Doordat de wereldbevolking groeit moet er ook meer eten komen. Een deel van het eten komt van het land. Er zijn 3 soorten landbouw:
• Akkerbouw
• Veeteelt
• Tuinbouw
Planten van akker- en tuinbouw heten voedingsgewassen. Dieren die in het veeteelt worden gehouden, noemen we landbouwhuisdieren.
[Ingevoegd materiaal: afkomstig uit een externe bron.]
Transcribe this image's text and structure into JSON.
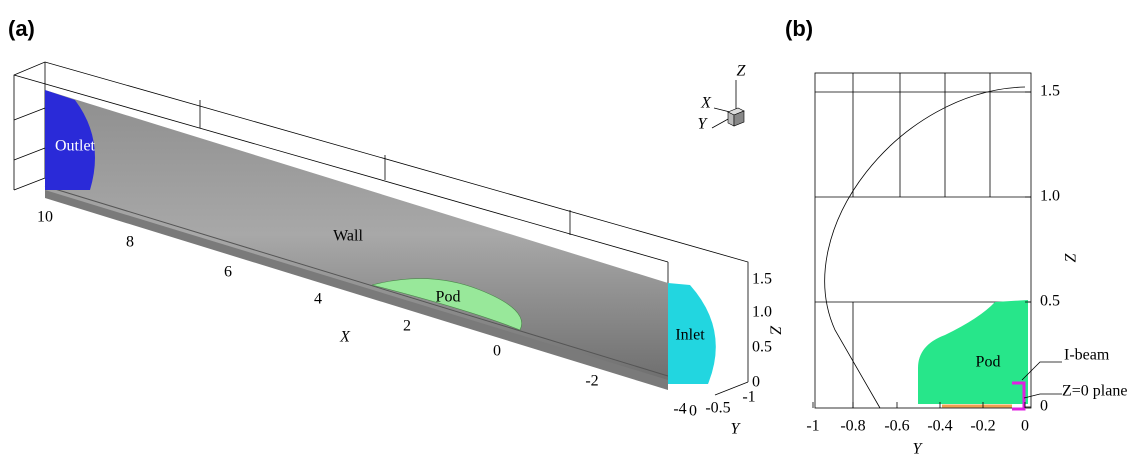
{
  "panel_a": {
    "label": "(a)",
    "regions": {
      "outlet": "Outlet",
      "wall": "Wall",
      "pod": "Pod",
      "inlet": "Inlet"
    },
    "x_axis": {
      "title": "X",
      "ticks": [
        "10",
        "8",
        "6",
        "4",
        "2",
        "0",
        "-2",
        "-4"
      ]
    },
    "y_axis": {
      "title": "Y",
      "ticks": [
        "0",
        "-0.5",
        "-1"
      ]
    },
    "z_axis": {
      "title": "Z",
      "ticks": [
        "1.5",
        "1.0",
        "0.5",
        "0"
      ]
    },
    "triad": {
      "z": "Z",
      "x": "X",
      "y": "Y"
    }
  },
  "panel_b": {
    "label": "(b)",
    "y_axis": {
      "title": "Y",
      "ticks": [
        "-1",
        "-0.8",
        "-0.6",
        "-0.4",
        "-0.2",
        "0"
      ]
    },
    "z_axis": {
      "title": "Z",
      "ticks": [
        "1.5",
        "1.0",
        "0.5",
        "0"
      ]
    },
    "annotations": {
      "pod": "Pod",
      "i_beam": "I-beam",
      "plane": "Z=0 plane"
    }
  }
}
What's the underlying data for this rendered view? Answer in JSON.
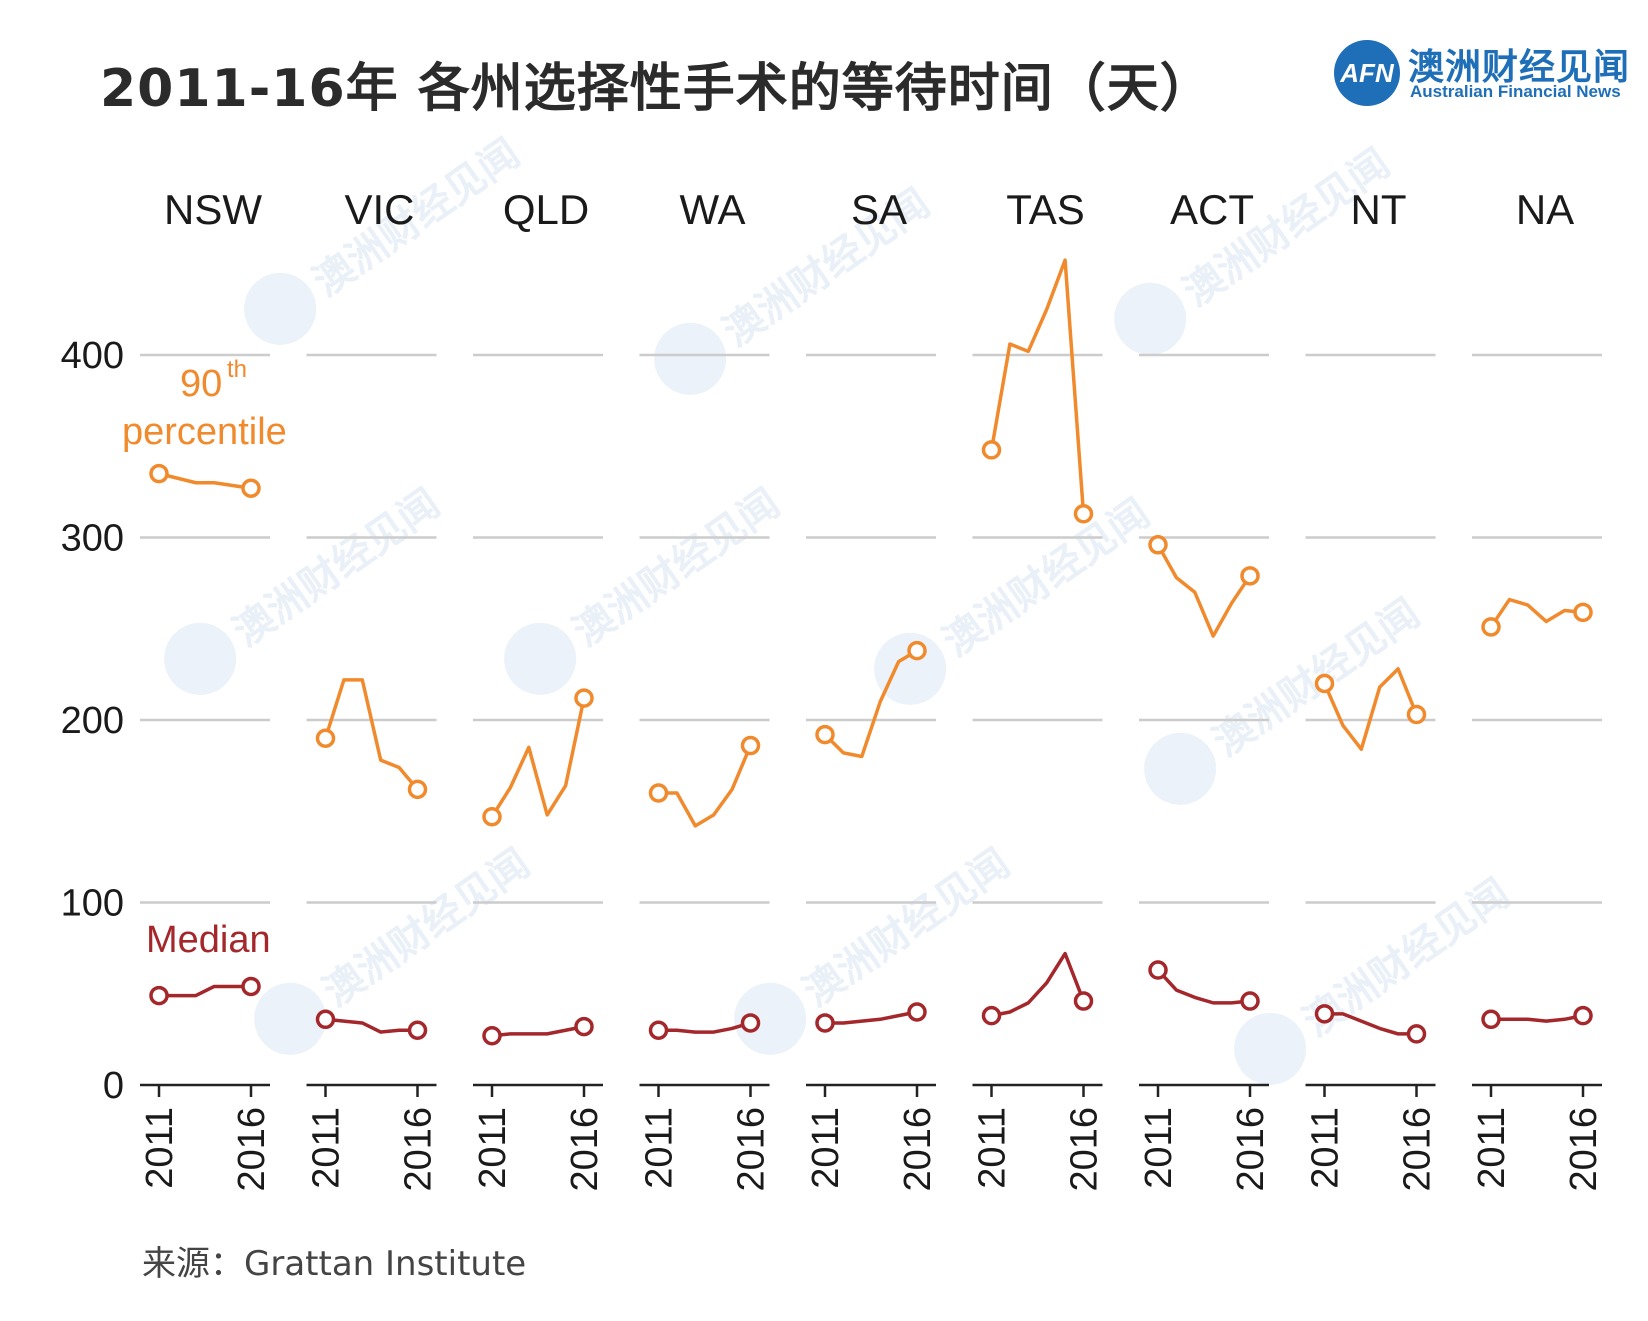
{
  "title": "2011-16年 各州选择性手术的等待时间（天）",
  "logo": {
    "mark": "AFN",
    "cn": "澳洲财经见闻",
    "en": "Australian Financial News"
  },
  "source": "来源：Grattan Institute",
  "colors": {
    "p90": "#f08a2c",
    "median": "#a3272b",
    "grid": "#cccccc",
    "axis": "#222222",
    "text": "#1a1a1a"
  },
  "chart_data": {
    "type": "line",
    "title": "2011-16年 各州选择性手术的等待时间（天）",
    "ylim": [
      0,
      400
    ],
    "yticks": [
      0,
      100,
      200,
      300,
      400
    ],
    "x": [
      2011,
      2012,
      2013,
      2014,
      2015,
      2016
    ],
    "xtick_labels": [
      "2011",
      "2016"
    ],
    "series_labels": {
      "p90_main": "90",
      "p90_sup": "th",
      "p90_sub": "percentile",
      "median": "Median"
    },
    "panels": [
      {
        "name": "NSW",
        "p90": [
          335,
          null,
          330,
          330,
          null,
          327
        ],
        "median": [
          49,
          49,
          49,
          54,
          54,
          54
        ]
      },
      {
        "name": "VIC",
        "p90": [
          190,
          222,
          222,
          178,
          174,
          162
        ],
        "median": [
          36,
          35,
          34,
          29,
          30,
          30
        ]
      },
      {
        "name": "QLD",
        "p90": [
          147,
          163,
          185,
          148,
          164,
          212
        ],
        "median": [
          27,
          28,
          28,
          28,
          30,
          32
        ]
      },
      {
        "name": "WA",
        "p90": [
          160,
          160,
          142,
          148,
          162,
          186
        ],
        "median": [
          30,
          30,
          29,
          29,
          31,
          34
        ]
      },
      {
        "name": "SA",
        "p90": [
          192,
          182,
          180,
          210,
          232,
          238
        ],
        "median": [
          34,
          34,
          35,
          36,
          38,
          40
        ]
      },
      {
        "name": "TAS",
        "p90": [
          348,
          406,
          402,
          425,
          452,
          313
        ],
        "median": [
          38,
          40,
          45,
          56,
          72,
          46
        ]
      },
      {
        "name": "ACT",
        "p90": [
          296,
          278,
          270,
          246,
          264,
          279
        ],
        "median": [
          63,
          52,
          48,
          45,
          45,
          46
        ]
      },
      {
        "name": "NT",
        "p90": [
          220,
          197,
          184,
          218,
          228,
          203
        ],
        "median": [
          39,
          39,
          35,
          31,
          28,
          28
        ]
      },
      {
        "name": "NA",
        "p90": [
          251,
          266,
          263,
          254,
          260,
          259
        ],
        "median": [
          36,
          36,
          36,
          35,
          36,
          38
        ]
      }
    ]
  }
}
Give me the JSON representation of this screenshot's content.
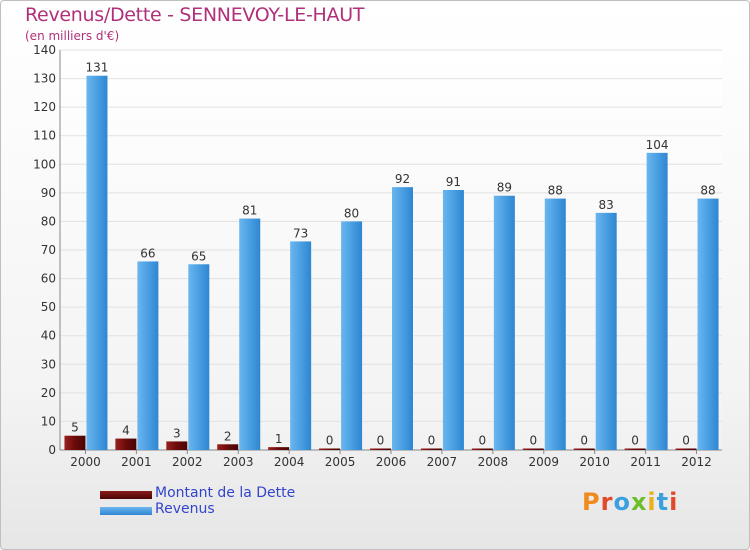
{
  "header": {
    "title": "Revenus/Dette - SENNEVOY-LE-HAUT",
    "subtitle": "(en milliers d'€)"
  },
  "legend": [
    {
      "label": "Montant de la Dette",
      "color": "#6b0a0a"
    },
    {
      "label": "Revenus",
      "color": "#4a9fe2"
    }
  ],
  "logo": {
    "text": "Proxiti"
  },
  "chart_data": {
    "type": "bar",
    "categories": [
      "2000",
      "2001",
      "2002",
      "2003",
      "2004",
      "2005",
      "2006",
      "2007",
      "2008",
      "2009",
      "2010",
      "2011",
      "2012"
    ],
    "series": [
      {
        "name": "Montant de la Dette",
        "color": "#6b0a0a",
        "values": [
          5,
          4,
          3,
          2,
          1,
          0,
          0,
          0,
          0,
          0,
          0,
          0,
          0
        ]
      },
      {
        "name": "Revenus",
        "color": "#4a9fe2",
        "values": [
          131,
          66,
          65,
          81,
          73,
          80,
          92,
          91,
          89,
          88,
          83,
          104,
          88
        ]
      }
    ],
    "ylim": [
      0,
      140
    ],
    "yticks": [
      0,
      10,
      20,
      30,
      40,
      50,
      60,
      70,
      80,
      90,
      100,
      110,
      120,
      130,
      140
    ],
    "grid": true,
    "legend_position": "bottom-left"
  }
}
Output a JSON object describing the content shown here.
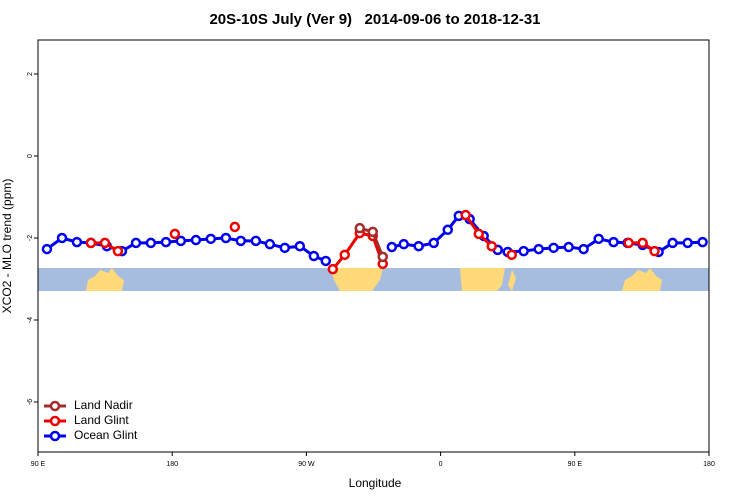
{
  "chart_data": {
    "type": "line",
    "title": "20S-10S July (Ver 9)   2014-09-06 to 2018-12-31",
    "x_label": "Longitude",
    "y_label": "XCO2 - MLO trend (ppm)",
    "xlim": [
      90,
      540
    ],
    "xticks": [
      {
        "value": 90,
        "label": "90 E"
      },
      {
        "value": 180,
        "label": "180"
      },
      {
        "value": 270,
        "label": "90 W"
      },
      {
        "value": 360,
        "label": "0"
      },
      {
        "value": 450,
        "label": "90 E"
      },
      {
        "value": 540,
        "label": "180"
      }
    ],
    "ylim": [
      -7.22,
      2.83
    ],
    "yticks": [
      2,
      0,
      -2,
      -4,
      -6
    ],
    "legend": "bottom-left",
    "series": [
      {
        "name": "Land Nadir",
        "color": "#a52a2a",
        "x": [
          305.8,
          314.5,
          321.2
        ],
        "values": [
          -1.76,
          -1.85,
          -2.46
        ]
      },
      {
        "name": "Land Glint",
        "color": "#ee0000",
        "x": [
          125.5,
          134.9,
          143.6,
          null,
          181.8,
          null,
          222.0,
          null,
          287.7,
          295.7,
          305.8,
          314.5,
          321.2,
          null,
          376.8,
          385.6,
          394.3,
          null,
          407.7,
          null,
          486.1,
          495.5,
          503.5
        ],
        "values": [
          -2.12,
          -2.12,
          -2.32,
          null,
          -1.9,
          null,
          -1.73,
          null,
          -2.76,
          -2.41,
          -1.88,
          -1.95,
          -2.63,
          null,
          -1.44,
          -1.9,
          -2.2,
          null,
          -2.41,
          null,
          -2.12,
          -2.12,
          -2.32
        ]
      },
      {
        "name": "Ocean Glint",
        "color": "#0000ee",
        "x": [
          96.0,
          106.1,
          116.1,
          125.5,
          136.2,
          146.3,
          155.7,
          165.7,
          175.8,
          185.8,
          195.9,
          205.9,
          216.0,
          226.0,
          236.1,
          245.5,
          255.5,
          265.6,
          275.0,
          283.0,
          null,
          327.3,
          335.3,
          345.3,
          355.4,
          364.8,
          372.2,
          379.5,
          388.9,
          398.3,
          405.0,
          415.7,
          425.8,
          435.8,
          445.9,
          455.9,
          466.0,
          476.0,
          485.4,
          495.5,
          506.2,
          515.6,
          525.7,
          535.7
        ],
        "values": [
          -2.27,
          -2.0,
          -2.1,
          -2.12,
          -2.2,
          -2.32,
          -2.12,
          -2.12,
          -2.1,
          -2.07,
          -2.05,
          -2.02,
          -2.0,
          -2.07,
          -2.07,
          -2.15,
          -2.24,
          -2.2,
          -2.44,
          -2.56,
          null,
          -2.22,
          -2.15,
          -2.2,
          -2.12,
          -1.8,
          -1.46,
          -1.54,
          -1.95,
          -2.29,
          -2.34,
          -2.32,
          -2.27,
          -2.24,
          -2.22,
          -2.27,
          -2.02,
          -2.1,
          -2.12,
          -2.17,
          -2.34,
          -2.12,
          -2.12,
          -2.1
        ]
      }
    ]
  }
}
Maar er zijn best wat mensen die kritiek hebben op veeteeltbedrijven. Zij waren oorspronkelijk graasbedrijven. Zij hebben koeien, schapen, geiten of paarden die veel ruimte hebben. Tegenwoordig zijn er ook veel veehouderijen met weinig grond. Deze manier van veeteelt heet intensieve veehouderij of bio-industrie. Omdat boeren weinig ruimte hebben worden de dieren in hokken gehouden. Dat heet een hokdierbedrijf. Dieren leven daar met heel veel in een klein hok en hebben weinig ruimte.
Omdat een bio-industrie veel dieren heeft, krijgt hij ook veel vlees, melk of eieren. Maar er is ook een groot mestoverschot. Uit dat mest komen gassen vrij. Een van die gassen is een broeikasgas, en een ander gas zorgt voor verzuring van de bodem. Deze gassen vervuilen dus weer het milieu. Ook komt er CO2, methaan en lachgas vrij bij het houden van veeteelt. Dat warmt de aarde ook op.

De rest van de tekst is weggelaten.